One more thing. GPUs don't have to worry about precise interrupts like if you try to load a piece of memory only to find that you have to page it in or such. If they're in a memory protected setup where that's even possible it'll be the CPU who has to deal with the mess, the GPU can just halt while that's taken care of.
This makes SIMT easy. SIMT is "Single Intstruction Multiple Threads" which is sort of like SIMD but better. You have an instruction come in which is distributed to multiple execution lanes each of which has a hopper of instructions it can draw from. Each lane then executes those instructions independently and if the lane notices that the instruction has been predicated out it just ignores it. Or maybe if one lane is behind it can give the instruction to its neighbor which isn't. THe fact that you don't have to be able to drop everything in a single cycle and pretend you were executing perfectly in order gives the hardware a lot of flexiblity, and all of this complexity is only O(n) with the number of executions instead of O(n^2) as with a typical OoO setup. The need to have precise exceptions involving SIMD instructions means that this isn't a simple thing for a regular CPU core to add to its SIMD units.

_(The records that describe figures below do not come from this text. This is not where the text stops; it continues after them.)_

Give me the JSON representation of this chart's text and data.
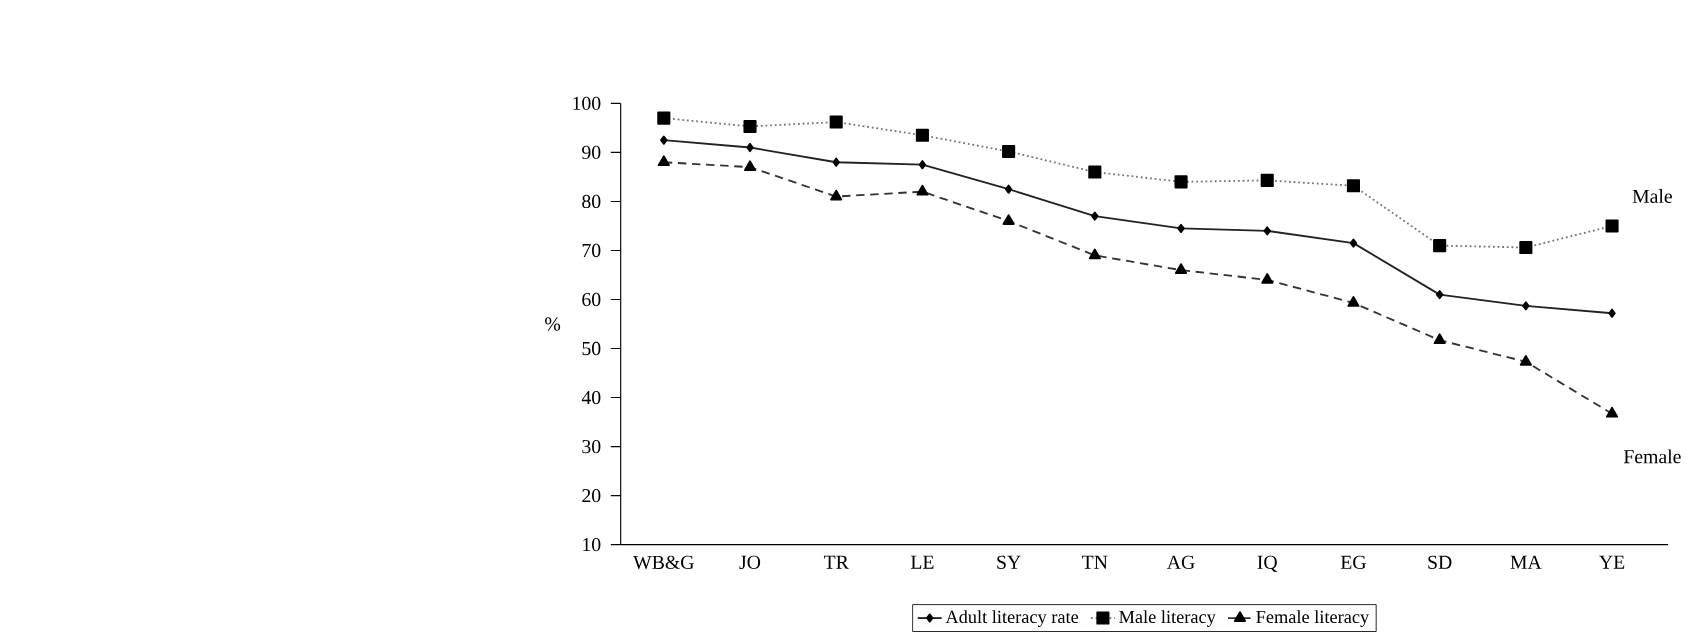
{
  "chart_data": {
    "type": "line",
    "ylabel": "%",
    "categories": [
      "WB&G",
      "JO",
      "TR",
      "LE",
      "SY",
      "TN",
      "AG",
      "IQ",
      "EG",
      "SD",
      "MA",
      "YE"
    ],
    "series": [
      {
        "name": "Adult literacy rate",
        "color": "#222222",
        "marker": "diamond",
        "line_style": "solid",
        "values": [
          92.5,
          91,
          88,
          87.5,
          82.5,
          77,
          74.5,
          74,
          71.5,
          61,
          58.7,
          57.2
        ]
      },
      {
        "name": "Male literacy",
        "color": "#777777",
        "marker": "square",
        "line_style": "dotted",
        "values": [
          97,
          95.3,
          96.2,
          93.5,
          90.2,
          86,
          84,
          84.3,
          83.2,
          71,
          70.6,
          75
        ]
      },
      {
        "name": "Female literacy",
        "color": "#333333",
        "marker": "triangle",
        "line_style": "dashed",
        "values": [
          88,
          87,
          81,
          82,
          76,
          69,
          66,
          64,
          59.3,
          51.7,
          47.3,
          36.7
        ]
      }
    ],
    "annotations": [
      "Male",
      "Female"
    ],
    "ylim": [
      10,
      100
    ],
    "yticks": [
      10,
      20,
      30,
      40,
      50,
      60,
      70,
      80,
      90,
      100
    ],
    "grid": false,
    "legend": "bottom"
  }
}
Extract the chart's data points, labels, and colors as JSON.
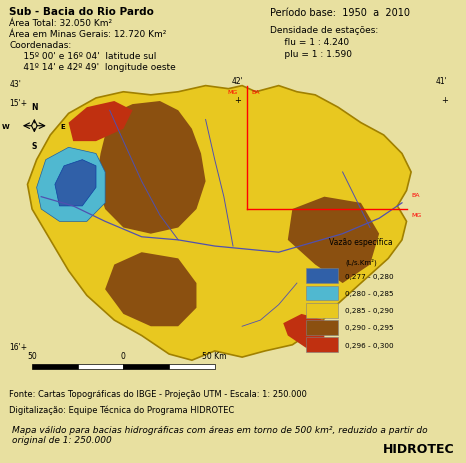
{
  "title_info": {
    "line1": "Sub - Bacia do Rio Pardo",
    "line2": "Área Total: 32.050 Km²",
    "line3": "Área em Minas Gerais: 12.720 Km²",
    "line4": "Coordenadas:",
    "line5": "     15º 00' e 16º 04'  latitude sul",
    "line6": "     41º 14' e 42º 49'  longitude oeste",
    "right1": "Período base:  1950  a  2010",
    "right2": "Densidade de estações:",
    "right3": "     flu = 1 : 4.240",
    "right4": "     plu = 1 : 1.590"
  },
  "legend": {
    "title": "Vazão específica",
    "subtitle": "(L/s.Km²)",
    "entries": [
      {
        "label": "0,277 - 0,280",
        "color": "#3060a8"
      },
      {
        "label": "0,280 - 0,285",
        "color": "#50b8d0"
      },
      {
        "label": "0,285 - 0,290",
        "color": "#e8c820"
      },
      {
        "label": "0,290 - 0,295",
        "color": "#8b5010"
      },
      {
        "label": "0,296 - 0,300",
        "color": "#c03010"
      }
    ]
  },
  "footer_left1": "Fonte: Cartas Topográficas do IBGE - Projeção UTM - Escala: 1: 250.000",
  "footer_left2": "Digitalização: Equipe Técnica do Programa HIDROTEC",
  "footer_box": "Mapa válido para bacias hidrográficas com áreas em torno de 500 km², reduzido a partir do\noriginal de 1: 250.000",
  "footer_brand": "HIDROTEC",
  "header_bg": "#f0e8a0",
  "map_bg": "#c8dfc8",
  "footer_box_bg": "#f0e870",
  "outer_bg": "#e8e0a0",
  "border_color": "#b8a000",
  "map_colors": {
    "blue_dark": "#3060a8",
    "blue_light": "#50b8d0",
    "yellow": "#e8c820",
    "brown": "#8b5010",
    "red_orange": "#c03010",
    "outline": "#a08000"
  }
}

The fact that each lane is making decisions about when to execute the instructions it has been issued are why some people refer to the lanes as "cores". I don't, because what they're doing isn't any more complicated than the 8 reservation stations in a typical Tomasulo algorithm OoO CPU core would be doing even if they are smarter than a SIMD lane. With GPUs it makes more sense to break down "cores" by instruction issue, in which case a high end GPU would have dozens rather than thousands of cores.
I think GPUs do have faulting mechanisms, if that's what you meant by "precise interrupts". How else they bus master page memory over PCIe?
> Each lane then executes those instructions independently and if the lane notices that the instruction has been predicated out it just ignores it.
This is exactly what you do on CPUs as well. In SSE/AVX you often mask unwanted results instead of branching. Just like on GPUs. AVX has 8 lanes, 16 with Skylake.
Regarding faulting mechanisms, if you've got a discrete GPU on a PCI bus then it's a separate piece of silicon that handles the network protocol. The important point is that I don't believe that the GPU cores have to be able to halt execution and save their state at any instruction.
It's certainly true that SIMD instructions in CPUs have predication which saves you a lot of trouble. The difference is that if you have two instructions which are predicated in a disjoint way you can execute them both in the same cycle in a SIMT machine but you would have to spend one cycle for each instruction in a SIMD machine. You can look at Dylan16807's link for all the details.
GPUs don't support precise exceptions. For example, you can't take a GPU program that contains a segfault, run it as a standard program (as in, not in a debug mode), and be presented with the exact instruction that generated the fault.
>If we eventually start doing graphics on CPUs it will because we move to ray tracing or other sorts of algorithms that GPUs are bad at.
Even for ray tracing, I think you'll get better results on a modern GPU. Each individual processing element may not be anywhere near as good at dealing with the constant branch prediction failures inherent in ray tracing algorithms as modern CPU cores are, but there are thousands of them for every CPU core you have, and millions of completely independent samples to compute in a raytraced image. But I suspect that by the time that realtime raytracting becomes viable, the HSA approach I outlined above will be viable as well, and that will be the way to go.
I usually call nvidia's SMX a core. Nvidia's warp/hw thread architecture is sure interesting, but one has to remember it's mostly to get around memory bottlenecks. All those contexts need also a lot of gates. GDDR5 has high throughput but has an order of magnitude higher latency.
Ray-tracing doesn't really buy much unless you're doing some specific subset of effects. Rasterization covers 99% of cases with higher efficiency.